Per tutti questi motivi, se un processo si blocca, non solo non causa il blocco di altre applicazioni che girano ognuna nel loro spazio di memoria, ma soprattutto non blocca il sistema operativo. Questo e’ vitale per qualunque sistema, come praticamente tutti i sistemi POSIX, che sono nati per essere installati su server di produzione; e’ semplicemente impensabile che una macchina che gestisca, ad esempio, il funzionamento di un’intera rete aziendale, fornendo servizi ai vari client, si blocchi improvvisamente paralizzando l’intera struttura.
Ma oltre ad essere un sistema stabile e performante Linux e’ anche un sistema con una particolare inclinazione alla sicurezza. La multiutenza in Linux, a differenza di altri sistemi che si spacciano per multiutente per il solo fatto di cambiare lo sfondo del desktop in funzione di chi ha effettuato il login, e’ realmente tale. Qualunque utente puo’ autenticarsi nel sistema anche quando vi sono altri utenti gia’ presenti, e per ogni utente vengono stabilite a priori le operazioni che si possono eseguire. Grazie alle caratteristiche dei file system utilizzati in Linux e’ possibile limitare gli accessi ai file, alle directory, e ai file eseguibili, ed inoltre il sistema operativo e’ in grado di assegnare ad ogni utente una determinata quantita’ di spazio sul disco e perfino un limite all’utilizzo delle risorse del sistema.
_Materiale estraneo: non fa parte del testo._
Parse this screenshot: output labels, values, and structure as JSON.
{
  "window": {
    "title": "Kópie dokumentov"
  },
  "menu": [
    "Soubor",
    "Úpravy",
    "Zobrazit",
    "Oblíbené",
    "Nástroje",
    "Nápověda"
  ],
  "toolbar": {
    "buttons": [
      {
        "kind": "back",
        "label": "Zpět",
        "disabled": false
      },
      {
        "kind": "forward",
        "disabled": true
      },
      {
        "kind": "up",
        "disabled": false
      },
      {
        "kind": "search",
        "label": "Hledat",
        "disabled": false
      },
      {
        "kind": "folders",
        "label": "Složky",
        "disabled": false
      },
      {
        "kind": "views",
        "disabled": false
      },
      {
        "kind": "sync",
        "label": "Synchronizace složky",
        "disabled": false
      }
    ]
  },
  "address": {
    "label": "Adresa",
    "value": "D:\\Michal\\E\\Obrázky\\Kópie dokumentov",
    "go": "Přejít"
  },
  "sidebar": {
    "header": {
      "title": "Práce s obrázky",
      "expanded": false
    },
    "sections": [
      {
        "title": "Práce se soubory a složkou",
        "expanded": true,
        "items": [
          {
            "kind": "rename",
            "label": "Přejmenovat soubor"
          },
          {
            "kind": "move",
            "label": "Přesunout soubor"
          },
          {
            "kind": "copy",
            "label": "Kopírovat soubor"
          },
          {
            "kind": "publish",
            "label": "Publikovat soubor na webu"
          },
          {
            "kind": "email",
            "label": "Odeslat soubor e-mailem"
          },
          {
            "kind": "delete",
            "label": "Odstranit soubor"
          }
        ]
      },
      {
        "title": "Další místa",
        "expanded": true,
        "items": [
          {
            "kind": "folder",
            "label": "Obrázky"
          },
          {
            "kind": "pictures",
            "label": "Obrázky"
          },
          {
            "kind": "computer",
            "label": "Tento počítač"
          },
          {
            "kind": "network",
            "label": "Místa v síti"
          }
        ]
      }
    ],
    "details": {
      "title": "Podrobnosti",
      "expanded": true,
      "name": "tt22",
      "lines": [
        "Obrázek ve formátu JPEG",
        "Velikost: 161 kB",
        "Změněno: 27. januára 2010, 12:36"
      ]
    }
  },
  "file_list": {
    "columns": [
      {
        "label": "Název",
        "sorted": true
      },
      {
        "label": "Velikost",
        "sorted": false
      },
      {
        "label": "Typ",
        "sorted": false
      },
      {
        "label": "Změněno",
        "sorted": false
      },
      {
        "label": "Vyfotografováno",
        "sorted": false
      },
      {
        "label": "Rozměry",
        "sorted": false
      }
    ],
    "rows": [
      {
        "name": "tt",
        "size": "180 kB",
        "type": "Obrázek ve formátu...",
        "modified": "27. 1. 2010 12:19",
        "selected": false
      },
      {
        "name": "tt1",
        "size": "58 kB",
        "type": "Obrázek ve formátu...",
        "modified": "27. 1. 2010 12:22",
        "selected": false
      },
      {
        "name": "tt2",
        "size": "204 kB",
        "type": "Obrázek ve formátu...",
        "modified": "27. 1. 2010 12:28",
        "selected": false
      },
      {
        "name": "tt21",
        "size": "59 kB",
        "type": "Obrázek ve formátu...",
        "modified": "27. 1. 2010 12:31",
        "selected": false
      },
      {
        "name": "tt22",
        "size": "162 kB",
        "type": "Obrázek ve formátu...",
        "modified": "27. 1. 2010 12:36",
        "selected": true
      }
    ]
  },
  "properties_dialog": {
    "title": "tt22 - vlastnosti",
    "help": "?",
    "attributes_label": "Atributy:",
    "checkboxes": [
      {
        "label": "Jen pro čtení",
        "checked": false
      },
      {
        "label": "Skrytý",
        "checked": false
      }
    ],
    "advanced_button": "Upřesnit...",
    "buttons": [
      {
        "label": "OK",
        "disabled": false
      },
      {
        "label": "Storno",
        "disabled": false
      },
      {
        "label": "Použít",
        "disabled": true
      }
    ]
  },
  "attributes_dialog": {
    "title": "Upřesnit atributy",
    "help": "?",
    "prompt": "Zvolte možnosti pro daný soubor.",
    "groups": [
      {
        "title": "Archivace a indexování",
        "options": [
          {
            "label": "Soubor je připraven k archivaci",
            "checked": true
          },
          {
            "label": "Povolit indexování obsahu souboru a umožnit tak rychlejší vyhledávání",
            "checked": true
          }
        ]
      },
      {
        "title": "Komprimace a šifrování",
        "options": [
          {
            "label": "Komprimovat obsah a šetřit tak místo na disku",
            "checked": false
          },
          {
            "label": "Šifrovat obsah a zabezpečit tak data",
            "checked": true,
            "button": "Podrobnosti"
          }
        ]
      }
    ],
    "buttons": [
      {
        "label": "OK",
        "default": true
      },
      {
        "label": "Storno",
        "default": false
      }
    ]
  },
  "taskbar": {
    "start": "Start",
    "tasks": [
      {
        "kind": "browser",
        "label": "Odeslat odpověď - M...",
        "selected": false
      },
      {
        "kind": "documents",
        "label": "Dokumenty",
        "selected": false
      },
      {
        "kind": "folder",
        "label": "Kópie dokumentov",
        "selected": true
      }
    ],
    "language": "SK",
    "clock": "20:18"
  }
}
Ogni programma che viene eseguito sotto Linux eredita i privilegi dell’utente che lo ha lanciato, e da questo consegue che solo i programmi lanciati con l’identificatore dell’amministratore del sistema (che nei sistemi POSIX si chiama root) possono realmente essere pericolosi per l’integrita’ del sistema stesso. Fortunatamente pero’ in pratica l’amministratore non si autentica mai nel sistema come tale, ma piuttosto assume i privilegi necessari ai compiti che intende svolgere solo quando occorre. Inoltre pochi programmi vengono lanciati in esecuzione con l’identificatore di root, e si tratta per lo piu’ di programmi noti per la loro sicurezza, e questo consente a chi amministra un sistema Linux di poter andare a dormire la sera con relativa tranquillita’.